Durant les trois dernières années, l’Afrique de l’Ouest a connu ces diverses formes d’alternance. Si on se réfère aux normes internationales de la démocratie, on observe des années lumières entre les Etats et les landerneaux politiques. Tenez ! Le Sénégal vient d’organiser une élection présidentielle presque parfaite. Il n’y a pas d’œuvre humaine parfaite, dit-on. Les circonstances ont imposé un délai d’organisation plus bref. La campagne électorale s’est déroulée dans une atmosphère délétère. Un opposant virulent a triomphé alors qu’il était encore en prison à deux semaines de la proclamation des résultats. Le candidat de la majorité présidentielle et, de surcroît Premier ministre, a été battu à plate-couture tandis qu’un dinosaure qui prétendait naguère être Président, a été écrabouillée. Il n’y a pas eu la moindre dispute après la proclamation des résultats.
Dans la Région des grands Lacs, l’élection présidentielle n’a pas joui de la même sérénité. Un grand prélat catholique de ce grand pays assidûment visité par les Papes est invité au Tribunal pour expliciter des propos considérés comme peu amènes à l’endroit des autorités. Les conditions d’organisation du scrutin n’ont pas été suffisamment transparentes pour tout le monde.

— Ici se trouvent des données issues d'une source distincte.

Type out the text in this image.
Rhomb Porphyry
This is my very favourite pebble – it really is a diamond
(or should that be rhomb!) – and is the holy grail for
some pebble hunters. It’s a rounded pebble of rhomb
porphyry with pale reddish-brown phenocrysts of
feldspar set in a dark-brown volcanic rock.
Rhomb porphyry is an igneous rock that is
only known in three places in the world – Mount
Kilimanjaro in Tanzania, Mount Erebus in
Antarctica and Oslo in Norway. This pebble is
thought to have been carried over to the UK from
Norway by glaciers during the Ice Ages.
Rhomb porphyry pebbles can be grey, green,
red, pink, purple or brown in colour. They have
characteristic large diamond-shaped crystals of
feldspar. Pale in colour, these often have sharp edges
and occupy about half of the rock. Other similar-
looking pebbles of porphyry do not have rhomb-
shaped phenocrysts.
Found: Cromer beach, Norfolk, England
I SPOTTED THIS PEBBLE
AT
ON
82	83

Ces dernières années, les putschs ont été nombreux, particulièrement en Afrique de l’Ouest, à cause de la situation sécuritaire et de la pauvreté. Les militaires au pouvoir au Mali et au Burkina Faso ont de plus en plus mailles à partir avec les politiciens et la société civile. Tout ce qui a un relent politique répugne aux gouvernants. Au Mali, partis politiques, organisations de la société civile et activités d’essence politique sont suspendus. Au Burkina Faso, on défile et on s’agglutine devant des ambassades, en agitant des drapeaux russes et en vouant aux gémonies « ceux qui ne pensent qu’aux élections. »
Les Dieux sont-ils tombés sur la tête par là-bas ? On y réclame aussi la prolongation de la durée de la Transition préalablement fixée par une Charte consensuelle et la liberté pour les chefs des juntes de briguer la Présidence de la République. On est encore bien loin des élections. Le vieil adage nous enseigne qu’il y a de la coupe aux lèvres. D’ores et déjà, ce qui s’entend, se dit et se fait dans ces deux pays n’augure rien de bon pour l’épanouissement de la démocratie. Loin s’en faut. L’alternance y est à la peine !
Autant l’alternance a suscité, au Sénégal, admiration et surtout espoir, autant elle provoque dans les Etats du Sahel, récriminations et inquiétude. Les deux nations ont connu, on sait, des périodes d’intenses activités politiques. Elles ont produit de grandes formations politiques qui ont animé la lutte pour l’indépendance, conduit la dynamique du développement socioéconomique. Les Maliens et les Burkinabé ont intériorisé, durant cette période, une solide culture démocratique. Qui, sous la pression des évènements actuels, ne tardera pas à sortir de sa léthargie. Pour le meilleur ou le pire.